Friday, September 2, 2011
More on Amazon, ABX 28, Ballot referendum ... and even Congress, jobs and Senator Bumpers' 1994 proposal
There is more in the news regarding Amazon's opposition to the affiliate nexus law (ABX 28, Chapter 7). Amazon is reported to have offered to build a distribution center in California creating 7,000 jobs if the legislature will postpone the effectiveness of the affiliate nexus law for at least two years while Congress has time to enact legislation (presumably the Main Street Fairness Act - S. 1452). See Reuters article - "Amazon offers California jobs if it drops tax."
Some thoughts:
Some thoughts:
- Will Congress pass the Main Street Fairness Act? I think the first time it was introduced was by Senator Bumpers of Arkansas in 1994 as S. 1825 (103rd Congress). I don't know if was introduced in every session of Congress thereafter, but certainly in many. It was also S. 2153 (109th Congress) in 2005, called the Streamlined Sales Tax Simplification Act. There have been hearings over the years as well and modifications. Congress has a lot on its agenda, does it include this legislation?
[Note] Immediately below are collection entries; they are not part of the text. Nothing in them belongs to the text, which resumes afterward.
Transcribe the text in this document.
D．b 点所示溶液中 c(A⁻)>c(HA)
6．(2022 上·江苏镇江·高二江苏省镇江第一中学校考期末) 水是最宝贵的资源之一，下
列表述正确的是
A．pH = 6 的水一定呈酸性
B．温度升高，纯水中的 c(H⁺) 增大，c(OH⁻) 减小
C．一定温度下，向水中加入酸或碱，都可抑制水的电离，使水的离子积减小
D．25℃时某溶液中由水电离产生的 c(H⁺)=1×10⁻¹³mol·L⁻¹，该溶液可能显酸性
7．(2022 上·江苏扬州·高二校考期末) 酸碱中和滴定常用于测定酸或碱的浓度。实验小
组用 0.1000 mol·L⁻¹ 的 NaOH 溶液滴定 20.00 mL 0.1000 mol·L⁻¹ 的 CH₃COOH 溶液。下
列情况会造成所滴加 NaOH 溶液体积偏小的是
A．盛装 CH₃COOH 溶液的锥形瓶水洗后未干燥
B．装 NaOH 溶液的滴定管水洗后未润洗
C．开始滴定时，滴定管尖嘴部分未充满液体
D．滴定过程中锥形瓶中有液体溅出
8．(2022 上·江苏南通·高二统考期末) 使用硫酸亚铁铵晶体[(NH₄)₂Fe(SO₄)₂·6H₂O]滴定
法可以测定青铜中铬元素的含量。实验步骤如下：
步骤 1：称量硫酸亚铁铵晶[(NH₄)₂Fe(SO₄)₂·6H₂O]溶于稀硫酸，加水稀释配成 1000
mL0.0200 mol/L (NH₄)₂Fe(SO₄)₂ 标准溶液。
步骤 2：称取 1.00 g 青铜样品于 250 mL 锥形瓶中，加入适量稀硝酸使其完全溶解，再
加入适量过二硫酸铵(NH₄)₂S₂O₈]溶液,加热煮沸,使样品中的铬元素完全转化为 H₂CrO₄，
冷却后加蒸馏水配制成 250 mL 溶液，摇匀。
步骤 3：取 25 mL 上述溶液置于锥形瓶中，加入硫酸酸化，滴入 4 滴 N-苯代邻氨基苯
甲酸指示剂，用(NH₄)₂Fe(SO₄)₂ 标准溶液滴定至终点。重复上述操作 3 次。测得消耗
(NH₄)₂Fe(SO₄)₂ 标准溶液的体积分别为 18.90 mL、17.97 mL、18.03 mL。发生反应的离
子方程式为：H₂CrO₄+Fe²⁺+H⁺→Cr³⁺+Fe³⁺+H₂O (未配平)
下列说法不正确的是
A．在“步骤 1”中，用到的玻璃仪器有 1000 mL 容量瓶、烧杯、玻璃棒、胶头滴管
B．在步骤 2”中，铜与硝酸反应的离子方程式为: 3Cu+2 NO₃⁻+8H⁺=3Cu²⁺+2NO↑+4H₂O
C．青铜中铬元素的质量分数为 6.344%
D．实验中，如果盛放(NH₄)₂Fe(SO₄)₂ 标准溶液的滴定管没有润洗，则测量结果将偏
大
- If Amazon really wants the federal legislation, perhaps it hopes California will push Congress to pass it. But, the current legislation would only allow states that have adopted the Streamlined Sales & Use Tax (SSUTA) to collect tax from remote sellers. So, why would California push for federal legislation that won't help it collect sales tax (other than from Amazon when it establishes a physical presence by building a distribution center in the state). Also, Prop 26 which requires a 2/3 vote for any bill that might cause someone to have higher taxes, likely requires that adoption of SSUTA needs a 2/3 vote (even adopting the rounding convention of SSUTA might cause a tax increase for some taxpayer, for example). With many Republican legislators having signed a pledge not to vote for any tax increase, they cannot vote for any tax bill that requires a 2/3 bill making it harder for California to adopt SSUTA and thus pointless for California to spend time trying to get Congress to enact S. 1452 (other than to get Amazon to build a distribution center in the state). (This is all really a wacky way to design a tax system!)
- If this gets Amazon to drop the ballot referendum, I think that is good. I expect that the ballot issue would be misinterpreted by those signing to get the measure on the ballot. I think many signers would think that there would be no sales tax on Internet purchases when it would just mean that Amazon would not have to collect the tax - the consumers still owe use tax.
- So far as books, Amazon announced in May 2011 that sales of Kindle books (digital) were greater than physical books. California and many states don't subject sales tax to digital books because their outdated sales tax only apply to tangible consumption. Of course, Amazon sells a lot of physical books and other items, so a distribution plant in the state would still provide sales tax collection obligations, but there would still be a lot of transactions (Kindle downloads, cloud computing transactions including the music in the cloud that California's out-dated sales tax doesn't apply to).